Hardware requirements

MetAMOS was designed to work on any standard 64bit Linux or OSX environment. To use MetAMOS for tutorial/teaching purposes, a minimum of 16 GB RAM is recommended. To get started on real data sets a minimum of 64 GB of RAM is recommended, and up to 1 TB of RAM may be necessary for larger datasets. In our experience, for most 50-100 million read datasets, 64-128 GB is a good place to start.
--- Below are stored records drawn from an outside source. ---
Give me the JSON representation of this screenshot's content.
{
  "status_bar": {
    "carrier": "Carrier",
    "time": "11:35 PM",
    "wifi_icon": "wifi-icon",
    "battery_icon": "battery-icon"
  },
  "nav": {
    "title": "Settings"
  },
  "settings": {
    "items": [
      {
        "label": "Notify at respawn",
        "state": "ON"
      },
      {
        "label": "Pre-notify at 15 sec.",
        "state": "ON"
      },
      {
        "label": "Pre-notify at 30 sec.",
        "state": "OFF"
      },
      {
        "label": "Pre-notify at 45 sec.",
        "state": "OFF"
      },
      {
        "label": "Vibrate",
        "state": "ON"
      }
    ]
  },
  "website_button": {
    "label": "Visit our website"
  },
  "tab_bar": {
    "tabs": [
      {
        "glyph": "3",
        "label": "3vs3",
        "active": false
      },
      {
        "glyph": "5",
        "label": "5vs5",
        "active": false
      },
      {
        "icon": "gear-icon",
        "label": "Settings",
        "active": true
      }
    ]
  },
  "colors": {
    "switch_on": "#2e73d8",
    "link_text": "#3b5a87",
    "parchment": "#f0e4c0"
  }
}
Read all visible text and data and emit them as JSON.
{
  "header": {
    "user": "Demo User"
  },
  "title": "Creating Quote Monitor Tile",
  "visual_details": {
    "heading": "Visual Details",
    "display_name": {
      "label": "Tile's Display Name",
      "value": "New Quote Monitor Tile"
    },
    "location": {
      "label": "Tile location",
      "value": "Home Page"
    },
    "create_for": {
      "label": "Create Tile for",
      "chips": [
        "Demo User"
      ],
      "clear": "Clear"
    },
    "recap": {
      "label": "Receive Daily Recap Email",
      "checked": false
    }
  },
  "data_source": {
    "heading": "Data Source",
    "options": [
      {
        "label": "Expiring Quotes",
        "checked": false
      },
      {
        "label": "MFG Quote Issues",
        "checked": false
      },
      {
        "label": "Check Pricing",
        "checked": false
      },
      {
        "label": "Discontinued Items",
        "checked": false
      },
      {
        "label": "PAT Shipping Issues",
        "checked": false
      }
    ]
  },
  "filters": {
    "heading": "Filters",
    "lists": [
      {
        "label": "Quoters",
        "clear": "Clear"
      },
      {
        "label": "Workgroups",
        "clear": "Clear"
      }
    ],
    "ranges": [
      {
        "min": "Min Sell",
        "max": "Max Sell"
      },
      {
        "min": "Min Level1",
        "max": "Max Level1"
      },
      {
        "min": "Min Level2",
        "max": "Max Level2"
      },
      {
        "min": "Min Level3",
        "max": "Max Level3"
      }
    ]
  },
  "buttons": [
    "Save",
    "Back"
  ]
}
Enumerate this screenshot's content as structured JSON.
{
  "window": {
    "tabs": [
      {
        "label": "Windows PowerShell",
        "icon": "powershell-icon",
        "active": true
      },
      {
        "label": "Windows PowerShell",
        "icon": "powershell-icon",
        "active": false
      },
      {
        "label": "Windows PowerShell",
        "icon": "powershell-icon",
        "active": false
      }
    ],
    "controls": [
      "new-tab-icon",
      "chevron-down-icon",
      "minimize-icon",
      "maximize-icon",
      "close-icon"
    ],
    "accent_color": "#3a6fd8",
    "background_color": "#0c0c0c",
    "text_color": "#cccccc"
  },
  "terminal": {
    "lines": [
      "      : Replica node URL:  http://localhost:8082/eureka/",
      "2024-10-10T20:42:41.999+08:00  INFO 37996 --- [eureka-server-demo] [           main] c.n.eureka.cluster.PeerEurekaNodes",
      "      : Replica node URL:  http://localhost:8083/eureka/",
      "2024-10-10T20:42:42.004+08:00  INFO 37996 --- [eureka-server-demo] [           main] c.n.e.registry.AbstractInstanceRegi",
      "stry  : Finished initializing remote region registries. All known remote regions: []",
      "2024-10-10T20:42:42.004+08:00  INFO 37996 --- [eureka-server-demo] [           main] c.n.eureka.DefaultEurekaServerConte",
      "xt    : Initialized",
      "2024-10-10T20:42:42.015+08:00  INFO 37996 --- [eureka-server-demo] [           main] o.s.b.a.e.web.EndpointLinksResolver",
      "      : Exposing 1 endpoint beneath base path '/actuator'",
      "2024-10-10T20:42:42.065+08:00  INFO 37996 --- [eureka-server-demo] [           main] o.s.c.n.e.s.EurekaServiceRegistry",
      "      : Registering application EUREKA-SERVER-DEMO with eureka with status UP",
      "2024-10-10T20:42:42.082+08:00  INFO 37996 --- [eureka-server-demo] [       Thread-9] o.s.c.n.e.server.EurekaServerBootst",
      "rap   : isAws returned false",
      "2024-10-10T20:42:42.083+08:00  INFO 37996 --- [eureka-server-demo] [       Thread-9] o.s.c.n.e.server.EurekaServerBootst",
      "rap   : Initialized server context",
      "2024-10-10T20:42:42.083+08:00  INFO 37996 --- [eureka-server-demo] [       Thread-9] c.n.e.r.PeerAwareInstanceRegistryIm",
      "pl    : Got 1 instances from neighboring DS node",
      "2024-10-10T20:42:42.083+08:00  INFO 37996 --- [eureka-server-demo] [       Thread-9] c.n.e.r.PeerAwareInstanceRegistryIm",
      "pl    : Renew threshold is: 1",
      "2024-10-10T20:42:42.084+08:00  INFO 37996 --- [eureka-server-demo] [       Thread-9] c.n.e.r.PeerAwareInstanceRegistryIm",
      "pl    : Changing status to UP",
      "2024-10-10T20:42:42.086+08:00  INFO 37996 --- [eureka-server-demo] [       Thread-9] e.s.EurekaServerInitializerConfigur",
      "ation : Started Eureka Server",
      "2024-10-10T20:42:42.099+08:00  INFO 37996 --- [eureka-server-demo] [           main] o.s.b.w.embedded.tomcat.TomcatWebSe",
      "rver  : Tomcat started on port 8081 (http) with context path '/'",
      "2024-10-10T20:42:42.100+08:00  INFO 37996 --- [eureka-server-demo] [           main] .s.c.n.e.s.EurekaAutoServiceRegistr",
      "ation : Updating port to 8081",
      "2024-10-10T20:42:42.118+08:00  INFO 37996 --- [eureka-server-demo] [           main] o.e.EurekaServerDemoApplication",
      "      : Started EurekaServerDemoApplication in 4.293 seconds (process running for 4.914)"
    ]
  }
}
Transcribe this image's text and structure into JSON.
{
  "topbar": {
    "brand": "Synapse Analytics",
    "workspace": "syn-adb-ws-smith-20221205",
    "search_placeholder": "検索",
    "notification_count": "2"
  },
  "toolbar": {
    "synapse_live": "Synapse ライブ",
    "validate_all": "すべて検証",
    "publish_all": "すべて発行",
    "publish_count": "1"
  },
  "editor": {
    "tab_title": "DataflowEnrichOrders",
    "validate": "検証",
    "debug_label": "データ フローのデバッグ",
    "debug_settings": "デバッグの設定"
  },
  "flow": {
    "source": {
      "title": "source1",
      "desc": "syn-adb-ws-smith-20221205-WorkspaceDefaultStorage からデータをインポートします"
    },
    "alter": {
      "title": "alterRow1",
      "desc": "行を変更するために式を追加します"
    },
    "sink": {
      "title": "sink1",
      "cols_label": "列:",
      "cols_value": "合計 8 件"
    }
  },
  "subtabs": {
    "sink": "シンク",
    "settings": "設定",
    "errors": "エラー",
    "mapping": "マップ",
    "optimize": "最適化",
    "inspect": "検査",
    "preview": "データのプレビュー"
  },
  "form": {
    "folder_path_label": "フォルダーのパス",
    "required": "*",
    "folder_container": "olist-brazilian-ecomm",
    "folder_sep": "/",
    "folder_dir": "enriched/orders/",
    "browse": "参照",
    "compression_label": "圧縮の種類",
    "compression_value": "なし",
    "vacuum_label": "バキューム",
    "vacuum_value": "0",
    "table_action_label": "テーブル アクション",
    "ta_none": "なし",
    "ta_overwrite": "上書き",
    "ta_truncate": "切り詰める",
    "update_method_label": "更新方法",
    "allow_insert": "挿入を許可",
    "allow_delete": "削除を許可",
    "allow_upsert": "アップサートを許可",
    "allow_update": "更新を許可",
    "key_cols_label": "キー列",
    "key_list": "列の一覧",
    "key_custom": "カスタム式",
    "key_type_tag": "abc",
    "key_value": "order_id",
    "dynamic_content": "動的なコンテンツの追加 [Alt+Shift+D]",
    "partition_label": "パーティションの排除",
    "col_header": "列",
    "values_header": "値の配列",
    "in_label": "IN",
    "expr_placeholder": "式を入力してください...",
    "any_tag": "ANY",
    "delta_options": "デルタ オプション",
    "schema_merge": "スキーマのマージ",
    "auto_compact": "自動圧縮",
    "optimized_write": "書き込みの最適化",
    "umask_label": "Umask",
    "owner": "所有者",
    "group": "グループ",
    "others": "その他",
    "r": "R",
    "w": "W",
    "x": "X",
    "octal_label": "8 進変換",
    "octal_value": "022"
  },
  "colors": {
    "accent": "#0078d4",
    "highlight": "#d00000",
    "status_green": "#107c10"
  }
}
Scenario #1: running locally on large memory server

Suggested all-purpose build:

  • 256 GB RAM (16 x 16GB)
  • 48 cores (96 HT, 4x cpu)
  • 1 TB SSD temporary scratch space for running analyses
  • 16 TB HDD archival space for storing analyses

Scenario #2: running on local cluster/grid


  • Great for BLAST intense jobs
  • RAM will limit the supported assemblers
  • Grid job submission via SGE, others not supported
  • MPI install required for Ray Meta

Scenario #3: running on cloud via Amazon EC2 High Memory

Recommend for best price/performance ratio -> cr1.8xlarge (Memory optimized):

  • 2 X 120 GB SSD
  • 32 HT x 2.8GhZ
  • 244 GB RAM
  • Spot instance currently at $0.361 per Hour (based on availability)
  • On demand instance at $3.500 per Hour (always available)
  • Reserved instance at $1.54 per Hour, $2474 upfront, approx. $2000 a month

More info on spot instances: http://aws.amazon.com/ec2/purchasing-options/spot-instances/

Or for smaller assembly jobs -> c3.8xlarge (Compute optimized):

  • 2 X 320 GB SSD
  • 32 HT x 2.8GhZ
  • 60 GB RAM
  • On demand instance at $2.400 per Hour (spot instance same price!)

Here is a very useful cost calculator: https://www.scalyr.com/cloud/

Don’t forget to account for time/cost to upload data!